まぁテーマがテーマだけに「マークは何を望んでいるのか?」や「実際に何が起こっているのか」を明らかにせず、彼の焦燥感だけを拾いながらジリジリと進めるのはいいとしても、1~10の出来事のうち、普通なら1と4と7と10を描くところを、3と6と9で構成するようなイメージ。
おまけにマーヴィン・ハムリッシュのサントラは、完全に大仰なスパイもののノリで内容とはアンバランス(もちろん確信を持ってそうしてある)。その“ハズシ”によって観る者を置いてけぼりにするというか、シリアスとコメディの間で落ち着かず、「さぁて、どういう話なんでしょうかね」とスラっトボケている感じ。
劇中で『ザ・ファーム/法律事務所』が登場し、マークは自分をトム・クルーズになぞらえるけれど、彼の行くところに正義はない。あるのはただ錯乱だけ。主人公がふわっふわっとしているんだから、映画全体の印象がそうなっても無理はない。

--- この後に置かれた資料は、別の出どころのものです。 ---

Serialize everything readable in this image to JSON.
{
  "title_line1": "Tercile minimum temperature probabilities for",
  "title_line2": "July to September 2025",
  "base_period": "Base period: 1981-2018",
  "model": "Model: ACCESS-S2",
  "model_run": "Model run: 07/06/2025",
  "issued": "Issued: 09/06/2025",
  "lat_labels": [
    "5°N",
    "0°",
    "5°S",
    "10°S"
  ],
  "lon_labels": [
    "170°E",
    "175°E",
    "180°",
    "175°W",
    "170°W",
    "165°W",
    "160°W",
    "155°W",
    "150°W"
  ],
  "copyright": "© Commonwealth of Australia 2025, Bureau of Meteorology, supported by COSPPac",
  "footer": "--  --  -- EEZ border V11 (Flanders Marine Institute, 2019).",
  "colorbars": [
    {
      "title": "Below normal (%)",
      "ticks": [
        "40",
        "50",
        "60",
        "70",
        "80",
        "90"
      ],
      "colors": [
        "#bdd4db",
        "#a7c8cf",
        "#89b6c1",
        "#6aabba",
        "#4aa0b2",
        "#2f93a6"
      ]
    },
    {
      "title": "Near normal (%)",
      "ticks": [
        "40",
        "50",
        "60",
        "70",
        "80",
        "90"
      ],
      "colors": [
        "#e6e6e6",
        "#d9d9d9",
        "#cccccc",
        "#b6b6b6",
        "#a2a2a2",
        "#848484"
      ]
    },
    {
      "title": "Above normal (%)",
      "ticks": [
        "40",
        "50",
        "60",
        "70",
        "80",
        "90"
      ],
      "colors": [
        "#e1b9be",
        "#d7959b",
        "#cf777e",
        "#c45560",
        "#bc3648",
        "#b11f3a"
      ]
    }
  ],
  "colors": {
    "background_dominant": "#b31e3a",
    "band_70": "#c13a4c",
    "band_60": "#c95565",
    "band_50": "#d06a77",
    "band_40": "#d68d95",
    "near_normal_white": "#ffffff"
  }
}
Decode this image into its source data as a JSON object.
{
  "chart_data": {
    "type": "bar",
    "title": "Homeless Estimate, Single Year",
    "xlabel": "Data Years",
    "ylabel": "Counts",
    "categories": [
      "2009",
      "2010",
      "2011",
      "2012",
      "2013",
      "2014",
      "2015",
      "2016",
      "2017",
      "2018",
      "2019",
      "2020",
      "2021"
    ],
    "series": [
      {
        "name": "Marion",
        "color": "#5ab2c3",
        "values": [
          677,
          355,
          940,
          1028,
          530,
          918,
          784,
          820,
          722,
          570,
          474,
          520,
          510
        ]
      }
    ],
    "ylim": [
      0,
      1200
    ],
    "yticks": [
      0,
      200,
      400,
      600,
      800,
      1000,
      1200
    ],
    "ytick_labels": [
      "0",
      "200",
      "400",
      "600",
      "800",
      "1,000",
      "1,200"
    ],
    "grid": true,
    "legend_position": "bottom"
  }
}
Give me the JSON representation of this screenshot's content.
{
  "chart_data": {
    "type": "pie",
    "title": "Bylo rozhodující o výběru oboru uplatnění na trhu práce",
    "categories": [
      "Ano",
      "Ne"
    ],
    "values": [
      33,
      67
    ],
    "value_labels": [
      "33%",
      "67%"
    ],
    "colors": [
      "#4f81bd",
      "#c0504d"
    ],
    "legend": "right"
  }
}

でも、その“ふわっふわっ”がフニャフニャにはなっていない。
いかにも数十年続いていますというADM社や、その重役としてちょっと豪勢な暮らしをするウィテカー家の様子(美術スタッフは『クローバーフィールド』や『ミニミニ大作戦』のダグ・J・ミーアディンク、『スター・トレック』のビリー・ハンター、『トロン:レガシー』のデヴィッド・スコット)を、ソダーバーグ自身のカメラが侘しげな空気感とともに拾い上げていて、なかなかにいい雰囲気。

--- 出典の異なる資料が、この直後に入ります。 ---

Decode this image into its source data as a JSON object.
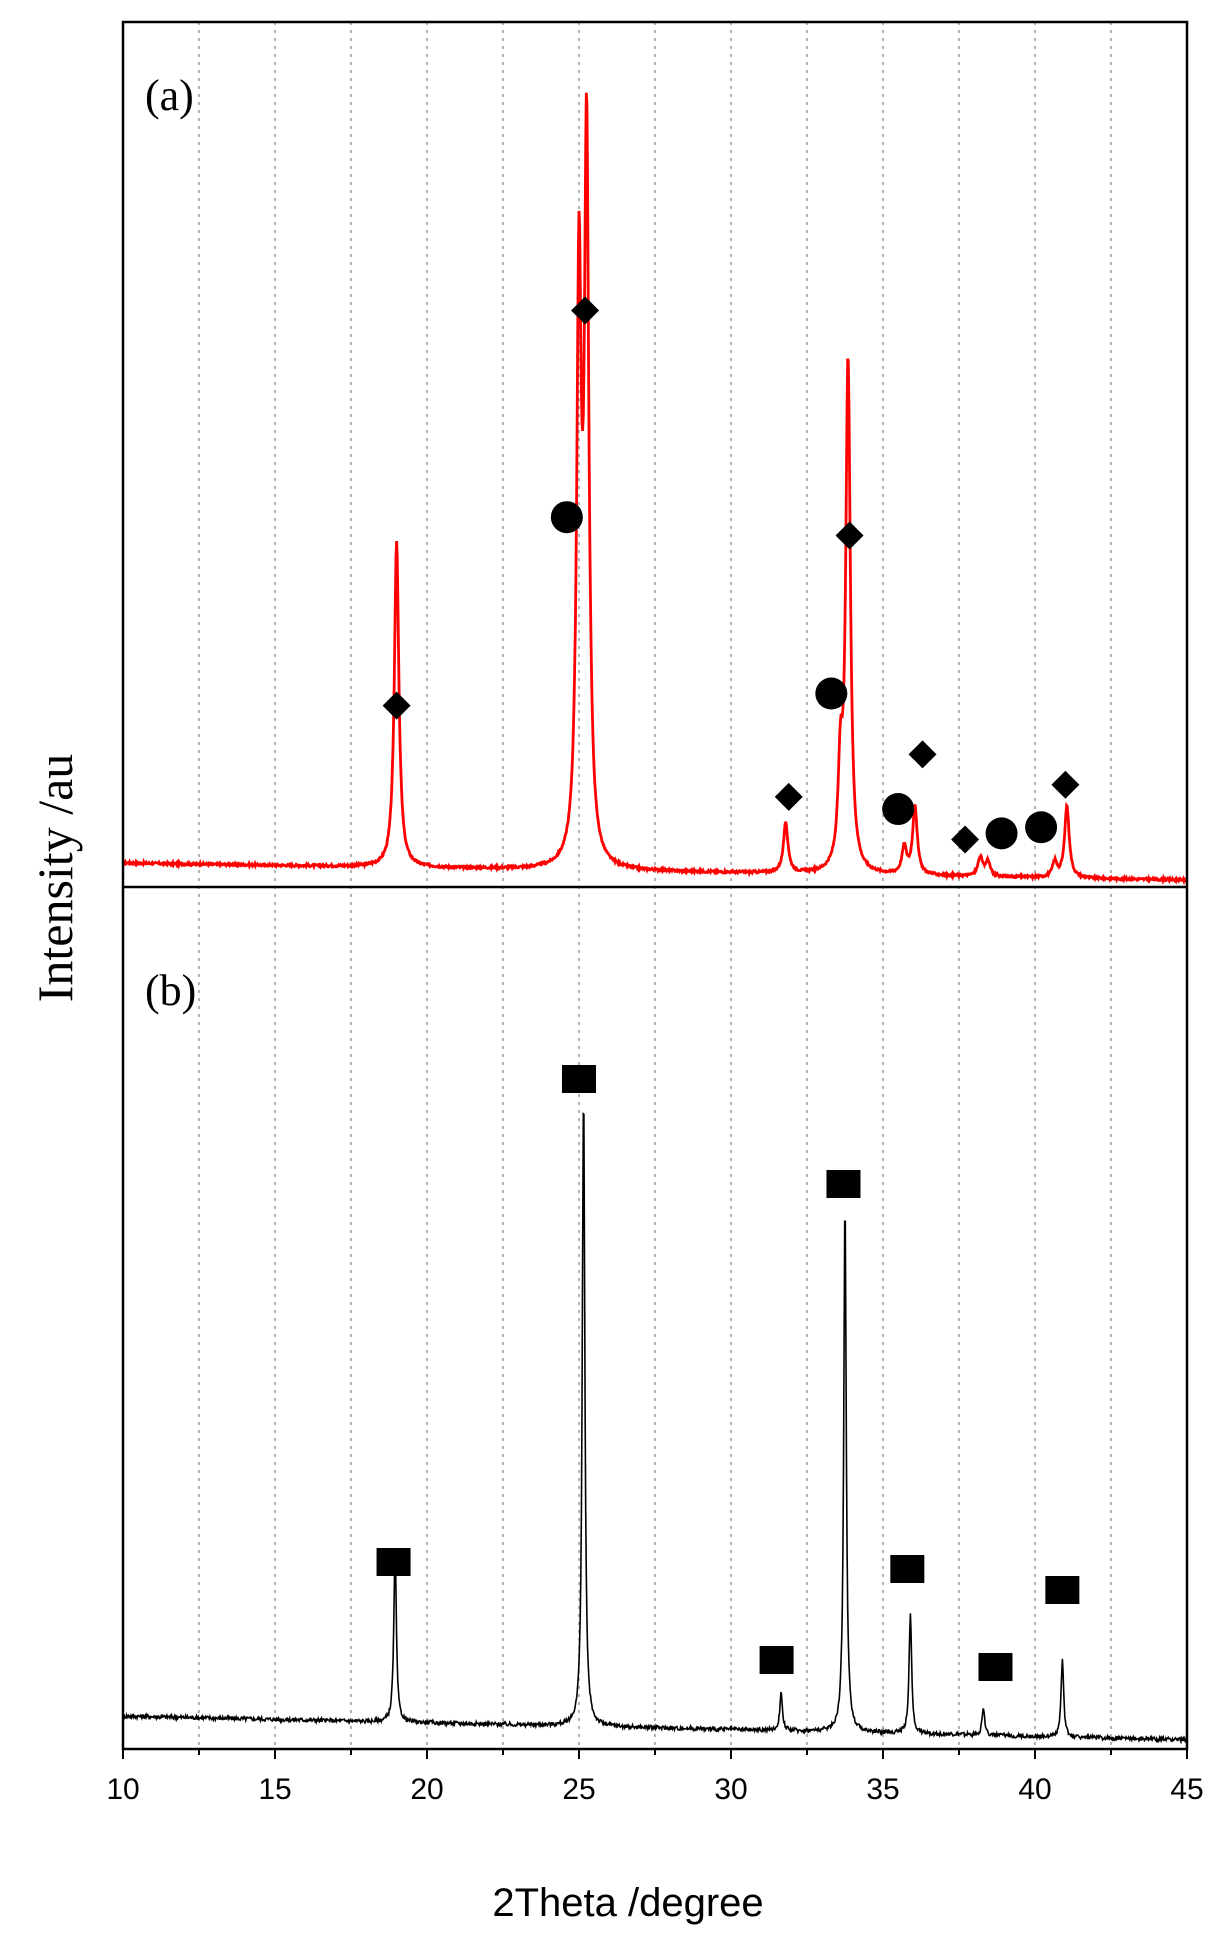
{
  "chart_data": {
    "type": "line",
    "xlabel": "2Theta /degree",
    "ylabel": "Intensity /au",
    "xlim": [
      10,
      45
    ],
    "xticks": [
      "10",
      "15",
      "20",
      "25",
      "30",
      "35",
      "40",
      "45"
    ],
    "grid": "vertical dotted lines every 2.5",
    "panels": [
      {
        "label": "(a)",
        "color": "#ff0000",
        "baseline_start": 0.05,
        "baseline_end": 0.005,
        "peaks": [
          {
            "x": 19.0,
            "height": 0.86
          },
          {
            "x": 25.0,
            "height": 1.52
          },
          {
            "x": 25.25,
            "height": 1.88
          },
          {
            "x": 31.8,
            "height": 0.13
          },
          {
            "x": 33.6,
            "height": 0.25
          },
          {
            "x": 33.85,
            "height": 1.34
          },
          {
            "x": 35.7,
            "height": 0.07
          },
          {
            "x": 36.05,
            "height": 0.18
          },
          {
            "x": 38.2,
            "height": 0.05
          },
          {
            "x": 38.45,
            "height": 0.04
          },
          {
            "x": 40.65,
            "height": 0.04
          },
          {
            "x": 41.05,
            "height": 0.19
          }
        ],
        "markers": [
          {
            "shape": "diamond",
            "x": 19.0,
            "y": 0.29
          },
          {
            "shape": "diamond",
            "x": 25.2,
            "y": 0.94
          },
          {
            "shape": "diamond",
            "x": 33.9,
            "y": 0.57
          },
          {
            "shape": "diamond",
            "x": 31.9,
            "y": 0.14
          },
          {
            "shape": "diamond",
            "x": 36.3,
            "y": 0.21
          },
          {
            "shape": "diamond",
            "x": 37.7,
            "y": 0.07
          },
          {
            "shape": "diamond",
            "x": 41.0,
            "y": 0.16
          },
          {
            "shape": "circle",
            "x": 24.6,
            "y": 0.6
          },
          {
            "shape": "circle",
            "x": 33.3,
            "y": 0.31
          },
          {
            "shape": "circle",
            "x": 35.5,
            "y": 0.12
          },
          {
            "shape": "circle",
            "x": 38.9,
            "y": 0.08
          },
          {
            "shape": "circle",
            "x": 40.2,
            "y": 0.09
          }
        ]
      },
      {
        "label": "(b)",
        "color": "#000000",
        "baseline_start": 0.04,
        "baseline_end": 0.006,
        "peaks": [
          {
            "x": 18.95,
            "height": 0.25
          },
          {
            "x": 25.15,
            "height": 0.91
          },
          {
            "x": 31.65,
            "height": 0.055
          },
          {
            "x": 33.75,
            "height": 0.76
          },
          {
            "x": 35.9,
            "height": 0.17
          },
          {
            "x": 38.3,
            "height": 0.04
          },
          {
            "x": 40.9,
            "height": 0.11
          }
        ],
        "markers": [
          {
            "shape": "square",
            "x": 18.9,
            "y": 0.26
          },
          {
            "shape": "square",
            "x": 25.0,
            "y": 0.95
          },
          {
            "shape": "square",
            "x": 33.7,
            "y": 0.8
          },
          {
            "shape": "square",
            "x": 31.5,
            "y": 0.12
          },
          {
            "shape": "square",
            "x": 35.8,
            "y": 0.25
          },
          {
            "shape": "square",
            "x": 38.7,
            "y": 0.11
          },
          {
            "shape": "square",
            "x": 40.9,
            "y": 0.22
          }
        ]
      }
    ]
  }
}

また、あえて「ここは見せません」というカット(結ばれる夫婦の手や証拠となる書類など)が多用され、真実は見えないところにある、というメッセージも発せられている。
役者も上質。マット・デイモンは苛立つおっさん会社員をまっとうし、シェパード捜査官役スコット・バクラの「頼むよ、おい」という倦怠感、マークの妻ジンジャー役メラニー・リンスキーの「お願いよ、あなた」という孤独感も相当に上手い。

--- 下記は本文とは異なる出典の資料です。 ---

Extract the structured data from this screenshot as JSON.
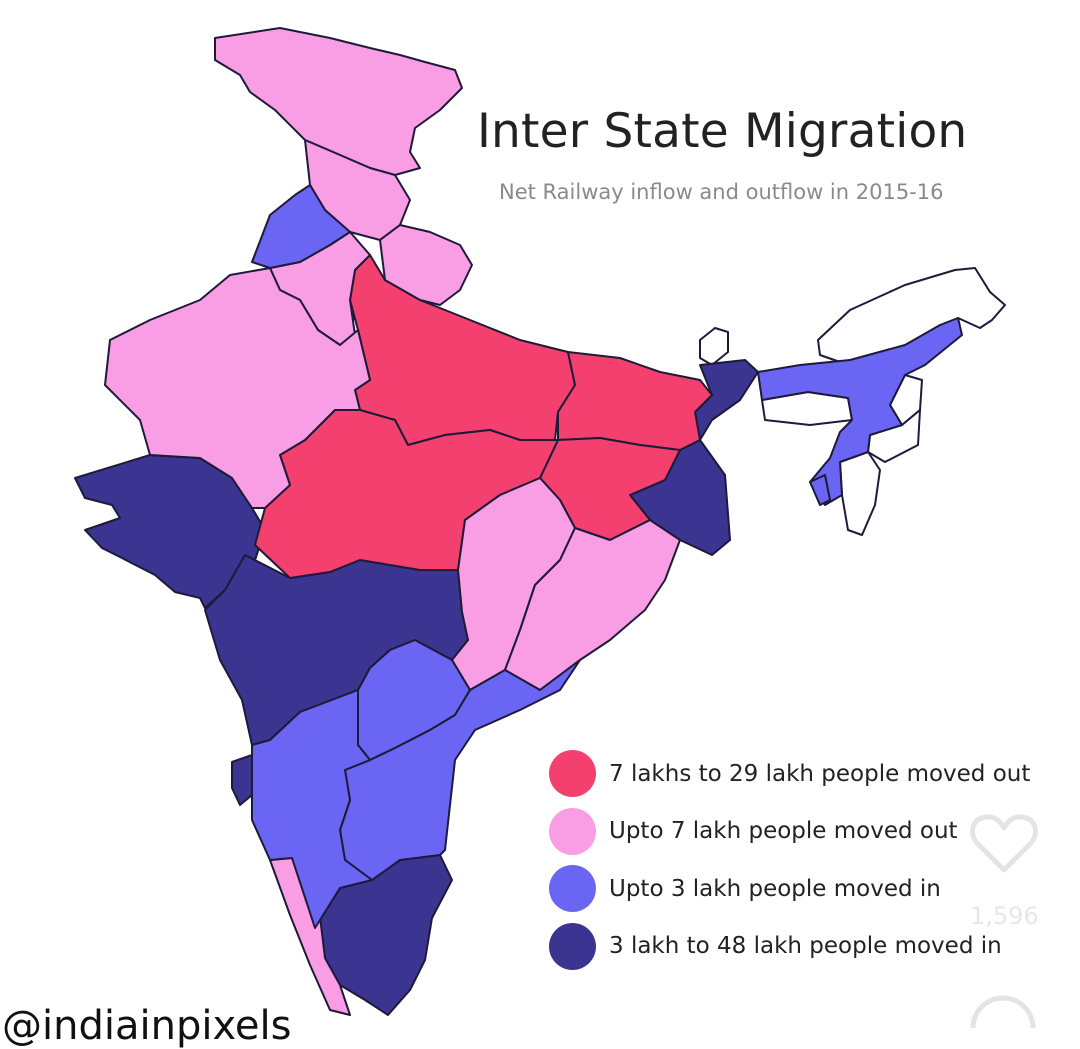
{
  "title": "Inter State Migration",
  "subtitle": "Net Railway inflow and outflow in 2015-16",
  "legend": [
    {
      "label": "7 lakhs to 29 lakh people moved out",
      "color": "#f4406e"
    },
    {
      "label": "Upto 7 lakh people moved out",
      "color": "#f99de4"
    },
    {
      "label": "Upto 3 lakh people moved in",
      "color": "#6a65f2"
    },
    {
      "label": "3 lakh to 48 lakh people moved in",
      "color": "#3b3490"
    }
  ],
  "map": {
    "no_data_color": "#ffffff",
    "regions": [
      {
        "id": "jammu-kashmir",
        "category": 1
      },
      {
        "id": "himachal-pradesh",
        "category": 1
      },
      {
        "id": "uttarakhand",
        "category": 1
      },
      {
        "id": "punjab",
        "category": 2
      },
      {
        "id": "haryana",
        "category": 1
      },
      {
        "id": "delhi",
        "category": 3
      },
      {
        "id": "rajasthan",
        "category": 1
      },
      {
        "id": "uttar-pradesh",
        "category": 0
      },
      {
        "id": "bihar",
        "category": 0
      },
      {
        "id": "madhya-pradesh",
        "category": 0
      },
      {
        "id": "jharkhand",
        "category": 0
      },
      {
        "id": "chhattisgarh",
        "category": 1
      },
      {
        "id": "odisha",
        "category": 1
      },
      {
        "id": "gujarat",
        "category": 3
      },
      {
        "id": "maharashtra",
        "category": 3
      },
      {
        "id": "west-bengal",
        "category": 3
      },
      {
        "id": "sikkim",
        "category": -1
      },
      {
        "id": "assam",
        "category": 2
      },
      {
        "id": "arunachal-pradesh",
        "category": -1
      },
      {
        "id": "meghalaya",
        "category": -1
      },
      {
        "id": "nagaland",
        "category": -1
      },
      {
        "id": "manipur",
        "category": -1
      },
      {
        "id": "mizoram",
        "category": -1
      },
      {
        "id": "tripura",
        "category": 2
      },
      {
        "id": "telangana",
        "category": 2
      },
      {
        "id": "andhra-pradesh",
        "category": 2
      },
      {
        "id": "karnataka",
        "category": 2
      },
      {
        "id": "goa",
        "category": 3
      },
      {
        "id": "kerala",
        "category": 1
      },
      {
        "id": "tamil-nadu",
        "category": 3
      }
    ]
  },
  "overlay": {
    "count": "1,596",
    "heart_icon": "heart-outline-icon"
  },
  "watermark": "@indiainpixels"
}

で、全体としては、やっぱり「お前(マーク)、結局のところふわっふわっしすぎやろ」という気持ちは残るものの、いつしかお尻のムズガユサは忘れて、「まぁこういうヤツの身勝手さと犠牲のおかげで世の中は回っているのかもね」的な感想へと向かっていく。
しっくりこない人間に周囲がかき回された、しっくりこない事件を、しっくりこない演出のソダーバーグが、カッチリとしたパーツを揃えてまとめてみたら、不思議と味わいのある作品が生まれた、といったところだろうか。
ちなみにモデルとなっているのは、実際に味の素や協和発酵が関わっていた国際カルテル事件。わが家の買い置き食料の原材料・成分欄に「リジン」は見当たらなかったけれど、「調味料(アミノ酸など)」に含まれているのだろうか。
そういう、日本人にとっても身近な大事件を、いわゆる“社会派”を気取って告発したり問題提起をしたりするのではなく「大きな出来事の真ん中には、こういう“ふわっふわっ”があったのかも知れませんね」とスラっトボケてみせる映画である。